Summit calls for more funding for R&D, education

The African Union Committee of Ten Heads of State and Government (AU-C10) Championing Education, Science and Technology in Africa has urged AU member states to meet their original commitment to allocate 1% of their gross domestic product to research and development and boost investments in education, science and technology.

In a draft declaration compiled and approved by the C10 on 3 November at the conclusion of the African Union’s first extraordinary summit for the C10, which took place in the Malawian capital of Lilongwe from 2-3 November, ministers noted with concern the underperformance of the education and research and innovation systems in African countries.

The C10 has been tasked with taking action to strengthen higher education in Africa and place science, technology and innovation at the centre of efforts to achieve the AU Agenda 2063, the continental plan for sustainable socio-economic transformation over the next 50 years. The committee comprises leaders from Senegal, Chad, Egypt, Gabon, Kenya, Malawi, Mauritius, Namibia, Sierra Leone and Tunisia.

In his opening statement, AU-C10 Second Vice-chair and President of Malawi, Professor Peter Mutharika, implored the delegates from the AU’s five continental regions to ensure that young people had the opportunity to access the “right education” to ensure Africa’s progress.

Common path

“We are the leadership mandated to show our people the lighted path to the Africa we want…We have a common path to our destiny because we share a common past. We share common challenges. And we share a common goal. Our mission is to ensure that Africa has the right education for African progress.”

Mutharika said among others, African countries must promote lifelong learning opportunities for their people as well as sustainably financing education in the long term.

He called for African leaders to embrace science and technology which, he said, have their roots on the continent.

“Science is not foreign to Africa. We think of technology as an imported practice. Technology is not strange to Africa. Science and technology belong here on this continent. We are the origin of science and technology in the world.” Referring to the University of Al-Karaouine, founded in 859AD in Fez, Morocco and the Al-Azhar University in Cairo, he said: “Even the first universities in this world started in Africa.”

Mutharika said Africa needed to use its natural resources, capital and labour to its advantage. “Labour as a factor of production will take us to African industrialisation which demands a skilled labour force. We need to cultivate scientific, technological and innovation skills.”

Agenda 2063

The summit agreed on a framework to improve progress towards Agenda 2063. In addition to securing more funding, the framework includes engaging key stakeholders and engaging with the private sector.

AU Commissioner for Human Resources, Science and Technology Professor Sarah Anyang Agbor said it was important that African countries “commit sufficient resources and adopt multi-sectorial approaches which are essential to realising the aspirations of Agenda 2063 and attainment of the Sustainable Development Goals”.

She emphasised the importance of the teacher.

“It is imperative that Africa … has a renewed emphasis on the place of the teacher in the economic development of the continent.
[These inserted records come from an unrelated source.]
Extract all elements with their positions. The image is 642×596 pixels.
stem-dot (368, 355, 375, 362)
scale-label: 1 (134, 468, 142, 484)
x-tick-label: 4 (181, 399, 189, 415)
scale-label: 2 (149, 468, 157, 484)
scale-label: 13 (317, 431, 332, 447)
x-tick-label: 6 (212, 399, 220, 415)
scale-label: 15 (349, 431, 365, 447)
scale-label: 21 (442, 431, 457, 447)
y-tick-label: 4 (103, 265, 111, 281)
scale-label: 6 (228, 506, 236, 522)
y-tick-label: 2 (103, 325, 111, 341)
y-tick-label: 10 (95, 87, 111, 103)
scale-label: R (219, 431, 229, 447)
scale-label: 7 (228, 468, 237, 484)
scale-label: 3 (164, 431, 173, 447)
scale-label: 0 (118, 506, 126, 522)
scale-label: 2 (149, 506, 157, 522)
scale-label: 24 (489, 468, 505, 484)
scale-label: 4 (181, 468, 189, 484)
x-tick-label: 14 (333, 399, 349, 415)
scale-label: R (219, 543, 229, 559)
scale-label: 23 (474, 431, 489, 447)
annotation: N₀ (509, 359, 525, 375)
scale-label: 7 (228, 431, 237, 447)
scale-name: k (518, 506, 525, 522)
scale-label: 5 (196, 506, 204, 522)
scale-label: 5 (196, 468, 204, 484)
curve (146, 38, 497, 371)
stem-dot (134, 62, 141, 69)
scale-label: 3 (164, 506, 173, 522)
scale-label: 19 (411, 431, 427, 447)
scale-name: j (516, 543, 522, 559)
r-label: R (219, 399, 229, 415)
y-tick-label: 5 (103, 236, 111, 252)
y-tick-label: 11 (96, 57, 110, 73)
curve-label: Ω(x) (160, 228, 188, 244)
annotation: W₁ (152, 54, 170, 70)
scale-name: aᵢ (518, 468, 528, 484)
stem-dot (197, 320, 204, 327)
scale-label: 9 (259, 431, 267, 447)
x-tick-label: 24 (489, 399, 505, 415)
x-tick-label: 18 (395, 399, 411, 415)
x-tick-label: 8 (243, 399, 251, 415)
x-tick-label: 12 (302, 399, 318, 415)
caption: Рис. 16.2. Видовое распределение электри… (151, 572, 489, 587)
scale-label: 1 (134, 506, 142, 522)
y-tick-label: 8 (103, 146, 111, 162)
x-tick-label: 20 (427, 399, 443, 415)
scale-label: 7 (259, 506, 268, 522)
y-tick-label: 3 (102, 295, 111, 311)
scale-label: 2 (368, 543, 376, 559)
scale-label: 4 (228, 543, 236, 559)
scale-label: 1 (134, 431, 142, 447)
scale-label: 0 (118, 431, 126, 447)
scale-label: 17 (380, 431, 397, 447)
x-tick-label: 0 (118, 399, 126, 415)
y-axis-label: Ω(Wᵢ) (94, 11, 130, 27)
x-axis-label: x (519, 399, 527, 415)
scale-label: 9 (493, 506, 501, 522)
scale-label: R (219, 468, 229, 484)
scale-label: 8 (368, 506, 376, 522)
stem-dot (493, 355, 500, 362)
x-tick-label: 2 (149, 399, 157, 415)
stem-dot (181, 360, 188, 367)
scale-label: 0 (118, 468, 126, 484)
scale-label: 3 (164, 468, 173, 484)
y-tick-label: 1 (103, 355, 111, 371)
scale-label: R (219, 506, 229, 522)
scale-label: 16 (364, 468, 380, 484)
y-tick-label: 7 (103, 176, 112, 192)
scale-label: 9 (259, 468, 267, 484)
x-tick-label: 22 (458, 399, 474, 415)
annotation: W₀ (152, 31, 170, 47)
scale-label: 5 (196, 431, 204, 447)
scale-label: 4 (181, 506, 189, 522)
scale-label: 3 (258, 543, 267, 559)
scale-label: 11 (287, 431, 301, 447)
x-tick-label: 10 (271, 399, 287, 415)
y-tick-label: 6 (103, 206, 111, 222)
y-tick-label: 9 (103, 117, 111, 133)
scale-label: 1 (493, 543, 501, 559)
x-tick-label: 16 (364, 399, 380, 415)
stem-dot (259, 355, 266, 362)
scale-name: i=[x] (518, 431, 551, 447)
Producing well-trained teachers, who will build the human capital of the next generation of young people in Africa, is a costly venture. It requires selective, coordinated investments to optimise limited resources and create synergies across subregional groups of countries.

Professionalism in teaching

“The need to build professionalism in teaching at all levels from early childhood to university level, including technical and vocational education and training as well as non-formal education, may be the game-changer in our quest to develop our young people and ultimately our nations,” she said.

She said the involvement of the private sector was also important in achieving AU goals.

“Students exiting the education systems must graduate with skills that reflect what employers actually need. They must effectively be the talent pipeline from which our industries grow. This is only possible if the private sector is better represented on our education governance structures, the vocational training programmes, and in curriculum design.”

The Lilongwe Declaration on Education, Science and Technology is expected to be signed at the AU summit in Addis Ababa in January 2019.